Над позициями месяц как вчерашний ноготь. Звезд что гречки.
Город Счастье. Не сыронизировал только ленивый. Самый ленивый. Здесь Луганская ТЭС, за которую бои. Городская больница. Над входом ласточки прилепили гнездо. Заведующая:
— Полчаса как ушла, и начало во двор падать, хорошо выходной. Вот, посмотрите, окна повышибало. Пока полиэтиленом. Мы бы и стекла вставили, стекло есть, но а если опять начнется? Вообще, три дня удивительное затишье, аж уши режет.

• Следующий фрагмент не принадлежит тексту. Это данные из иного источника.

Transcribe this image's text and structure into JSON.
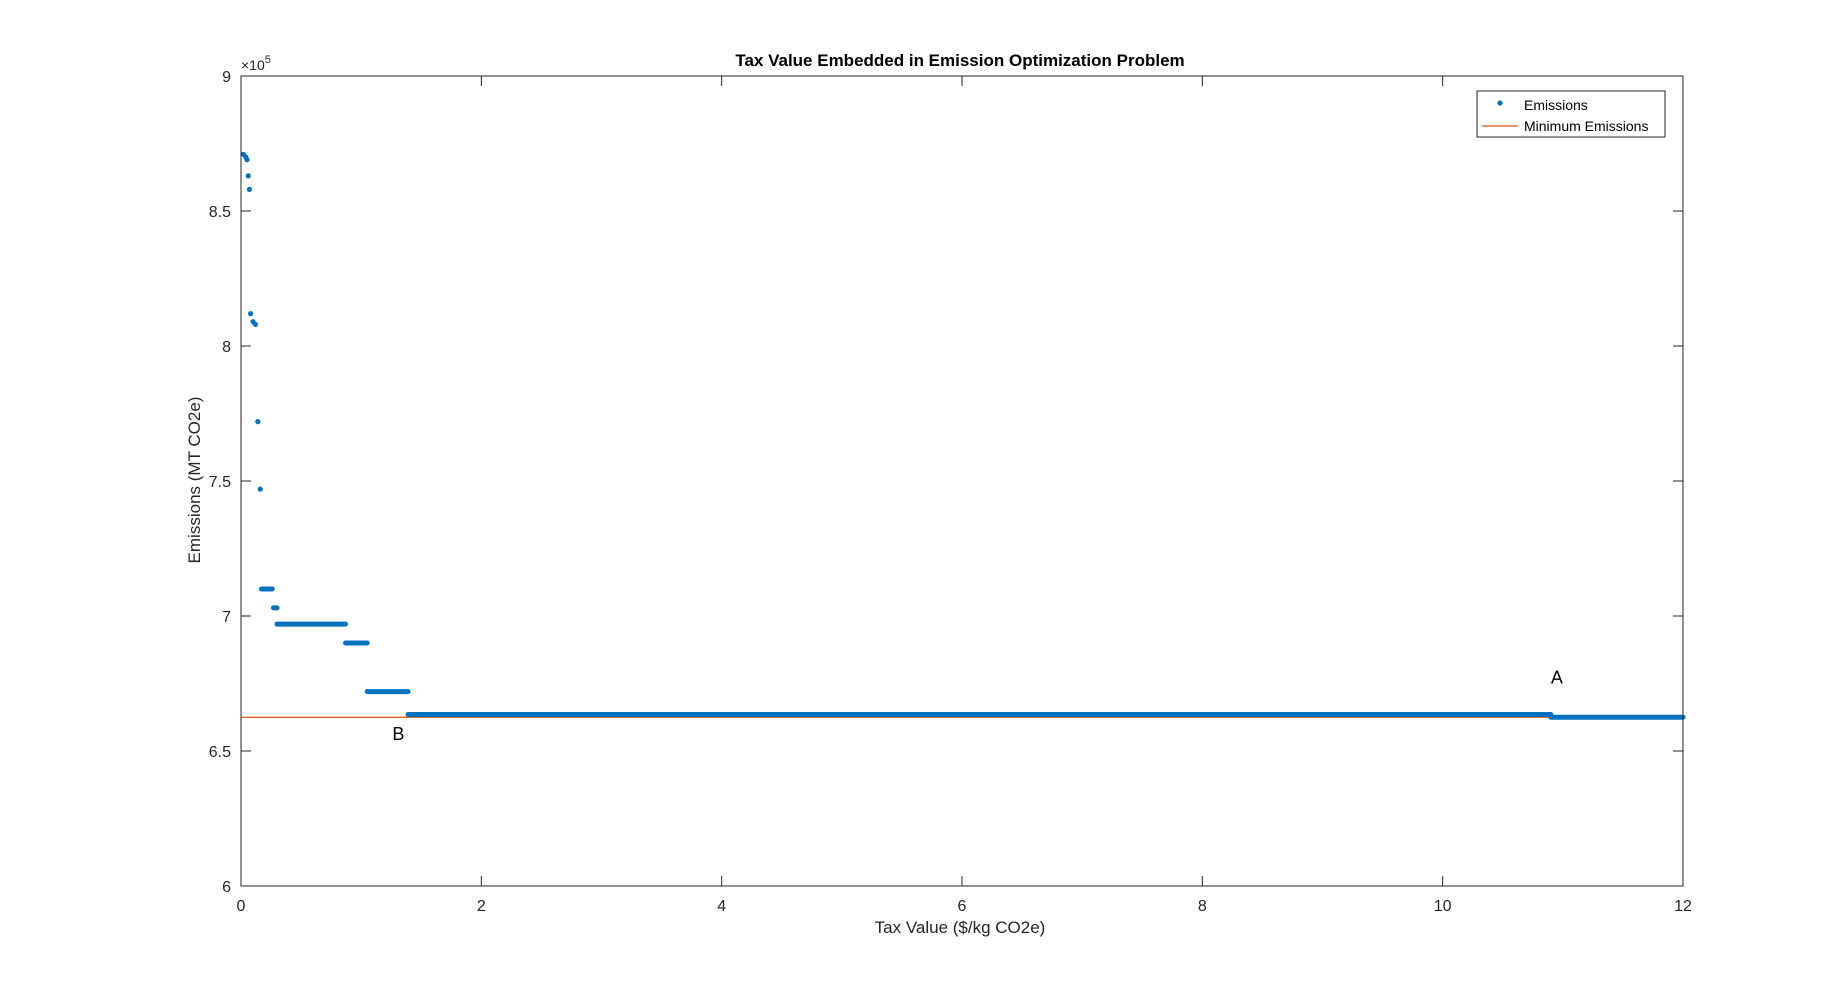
{
  "chart_data": {
    "type": "scatter",
    "title": "Tax Value Embedded in Emission Optimization Problem",
    "xlabel": "Tax Value ($/kg CO2e)",
    "ylabel": "Emissions (MT CO2e)",
    "xlim": [
      0,
      12
    ],
    "ylim": [
      600000,
      900000
    ],
    "xticks": [
      0,
      2,
      4,
      6,
      8,
      10,
      12
    ],
    "yticks": [
      6,
      6.5,
      7,
      7.5,
      8,
      8.5,
      9
    ],
    "ytick_labels": [
      "6",
      "6.5",
      "7",
      "7.5",
      "8",
      "8.5",
      "9"
    ],
    "xtick_labels": [
      "0",
      "2",
      "4",
      "6",
      "8",
      "10",
      "12"
    ],
    "y_exponent_label": "×10",
    "y_exponent_power": "5",
    "grid": false,
    "legend_position": "top-right",
    "series": [
      {
        "name": "Emissions",
        "kind": "points",
        "color": "#0072BD",
        "points": [
          [
            0.02,
            871000
          ],
          [
            0.04,
            870000
          ],
          [
            0.05,
            869000
          ],
          [
            0.06,
            863000
          ],
          [
            0.07,
            858000
          ],
          [
            0.08,
            812000
          ],
          [
            0.1,
            809000
          ],
          [
            0.12,
            808000
          ],
          [
            0.14,
            772000
          ],
          [
            0.16,
            747000
          ]
        ],
        "segments": [
          {
            "x_start": 0.17,
            "x_end": 0.26,
            "y": 710000
          },
          {
            "x_start": 0.27,
            "x_end": 0.3,
            "y": 703000
          },
          {
            "x_start": 0.3,
            "x_end": 0.87,
            "y": 697000
          },
          {
            "x_start": 0.87,
            "x_end": 1.05,
            "y": 690000
          },
          {
            "x_start": 1.05,
            "x_end": 1.39,
            "y": 672000
          },
          {
            "x_start": 1.39,
            "x_end": 10.9,
            "y": 663500
          },
          {
            "x_start": 10.9,
            "x_end": 12.0,
            "y": 662500
          }
        ]
      },
      {
        "name": "Minimum Emissions",
        "kind": "line",
        "color": "#D95319",
        "x": [
          0,
          12
        ],
        "y": [
          662500,
          662500
        ]
      }
    ],
    "annotations": [
      {
        "text": "A",
        "x": 10.95,
        "y": 675000
      },
      {
        "text": "B",
        "x": 1.31,
        "y": 654000
      }
    ]
  }
}
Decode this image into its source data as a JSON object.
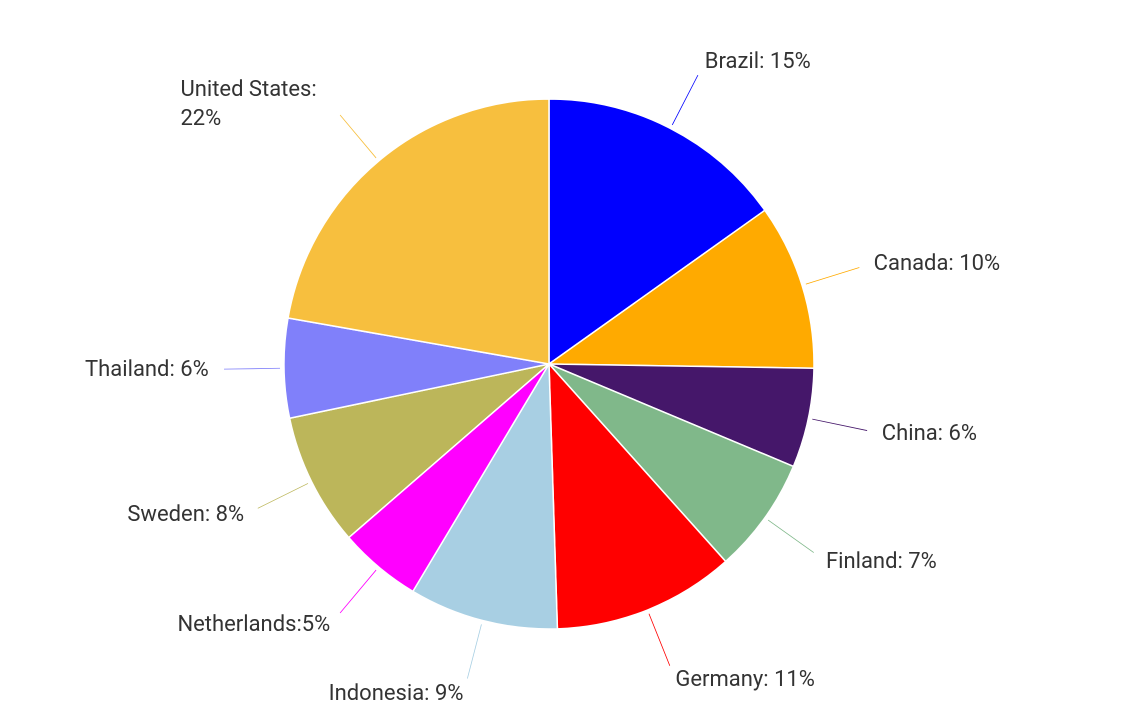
{
  "chart_data": {
    "type": "pie",
    "values": [
      15,
      10,
      6,
      7,
      11,
      9,
      5,
      8,
      6,
      22
    ],
    "value_labels": [
      "Brazil: 15%",
      "Canada: 10%",
      "China: 6%",
      "Finland: 7%",
      "Germany: 11%",
      "Indonesia: 9%",
      "Netherlands:5%",
      "Sweden: 8%",
      "Thailand: 6%",
      "United States: 22%"
    ],
    "colors": [
      "#0000ff",
      "#ffaa00",
      "#45176a",
      "#80b88a",
      "#ff0000",
      "#a8cfe3",
      "#ff00ff",
      "#bcb65a",
      "#8080fa",
      "#f7bf3e"
    ]
  }
}
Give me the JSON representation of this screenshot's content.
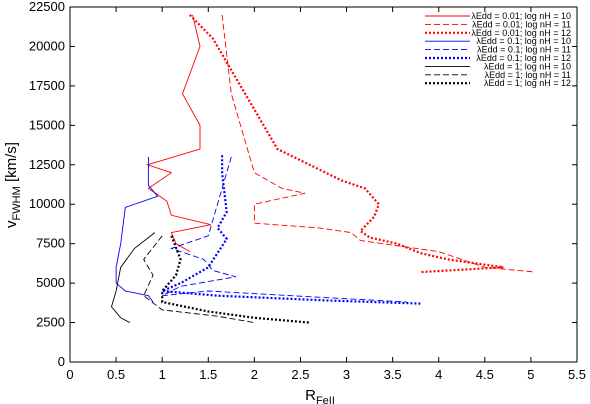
{
  "chart_data": {
    "type": "line",
    "xlabel": {
      "text": "R",
      "sub": "FeII"
    },
    "ylabel": {
      "text": "v",
      "sub": "FWHM",
      "rest": " [km/s]"
    },
    "xlim": [
      0,
      5.5
    ],
    "xticks": [
      0,
      0.5,
      1,
      1.5,
      2,
      2.5,
      3,
      3.5,
      4,
      4.5,
      5,
      5.5
    ],
    "ylim": [
      0,
      22500
    ],
    "yticks": [
      0,
      2500,
      5000,
      7500,
      10000,
      12500,
      15000,
      17500,
      20000,
      22500
    ],
    "legend": "upper right",
    "series": [
      {
        "name": "λEdd = 0.01; log nH = 10",
        "color": "#ff0000",
        "dash": "solid",
        "x": [
          1.33,
          1.41,
          1.22,
          1.41,
          1.41,
          0.84,
          1.1,
          0.85,
          1.05,
          1.1,
          1.53,
          1.1,
          1.15,
          1.3
        ],
        "values": [
          22000,
          20000,
          17000,
          15000,
          13500,
          12500,
          12000,
          11000,
          10200,
          9300,
          8700,
          8200,
          7500,
          7000
        ]
      },
      {
        "name": "λEdd = 0.01; log nH = 11",
        "color": "#ff0000",
        "dash": "dashed",
        "x": [
          1.65,
          1.75,
          1.9,
          2.0,
          2.3,
          2.55,
          2.0,
          2.0,
          2.7,
          3.05,
          3.15,
          4.0,
          4.5,
          5.05
        ],
        "values": [
          22000,
          17000,
          14000,
          12000,
          11000,
          10700,
          10000,
          8800,
          8500,
          8200,
          7700,
          7000,
          6000,
          5700
        ]
      },
      {
        "name": "λEdd = 0.01; log nH = 12",
        "color": "#ff0000",
        "dash": "dotted",
        "x": [
          1.3,
          1.55,
          1.8,
          2.0,
          2.25,
          2.6,
          2.95,
          3.2,
          3.35,
          3.3,
          3.15,
          3.25,
          3.55,
          3.8,
          4.1,
          4.7,
          3.8
        ],
        "values": [
          22000,
          20500,
          18000,
          16000,
          13500,
          12500,
          11500,
          11000,
          10000,
          9200,
          8300,
          7900,
          7500,
          6900,
          6500,
          6000,
          5700
        ]
      },
      {
        "name": "λEdd = 0.1; log nH = 10",
        "color": "#0000ff",
        "dash": "solid",
        "x": [
          0.85,
          0.85,
          0.95,
          0.6,
          0.55,
          0.5,
          0.5,
          0.6,
          0.85,
          0.9
        ],
        "values": [
          13000,
          11200,
          10500,
          9800,
          7500,
          6000,
          5000,
          4500,
          4200,
          3800
        ]
      },
      {
        "name": "λEdd = 0.1; log nH = 11",
        "color": "#0000ff",
        "dash": "dashed",
        "x": [
          1.75,
          1.6,
          1.5,
          1.1,
          1.45,
          1.55,
          1.8,
          1.2,
          1.0,
          1.5,
          2.4,
          3.65
        ],
        "values": [
          13000,
          10000,
          8000,
          7200,
          6500,
          5800,
          5400,
          4800,
          4200,
          4500,
          4200,
          3800
        ]
      },
      {
        "name": "λEdd = 0.1; log nH = 12",
        "color": "#0000ff",
        "dash": "dotted",
        "x": [
          1.65,
          1.65,
          1.7,
          1.6,
          1.7,
          1.5,
          1.2,
          1.0,
          1.6,
          2.8,
          3.8
        ],
        "values": [
          13100,
          12000,
          9500,
          8500,
          7800,
          6000,
          5000,
          4500,
          4200,
          3900,
          3700
        ]
      },
      {
        "name": "λEdd = 1; log nH = 10",
        "color": "#000000",
        "dash": "solid",
        "x": [
          0.92,
          0.7,
          0.55,
          0.5,
          0.45,
          0.55,
          0.65
        ],
        "values": [
          8200,
          7200,
          6000,
          4500,
          3500,
          2800,
          2500
        ]
      },
      {
        "name": "λEdd = 1; log nH = 11",
        "color": "#000000",
        "dash": "dashed",
        "x": [
          1.0,
          0.8,
          0.9,
          0.8,
          1.0,
          1.6,
          2.0
        ],
        "values": [
          8000,
          6500,
          5500,
          4200,
          3300,
          2900,
          2500
        ]
      },
      {
        "name": "λEdd = 1; log nH = 12",
        "color": "#000000",
        "dash": "dotted",
        "x": [
          1.1,
          1.2,
          1.15,
          1.0,
          1.0,
          1.5,
          2.0,
          2.6
        ],
        "values": [
          8000,
          6500,
          5500,
          4500,
          3800,
          3200,
          2800,
          2500
        ]
      }
    ]
  }
}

Безнадежная дорога, морщинистая как старушечье лицо, иссечена танковыми траками.
— Скажите, Валуйское наше или у них?
— Эээ… Вроде бы наше. Вперед поезжайте, если вас завернут, значит не наше. Только ты бы музыку тише. И свист слушай, слушай свист.
Станица Луганская.
— Гражданским помогаете? Нечего им помогать, они за сепаров.
У нас сгущенка, макароны, тушенка, крупа, хлеб.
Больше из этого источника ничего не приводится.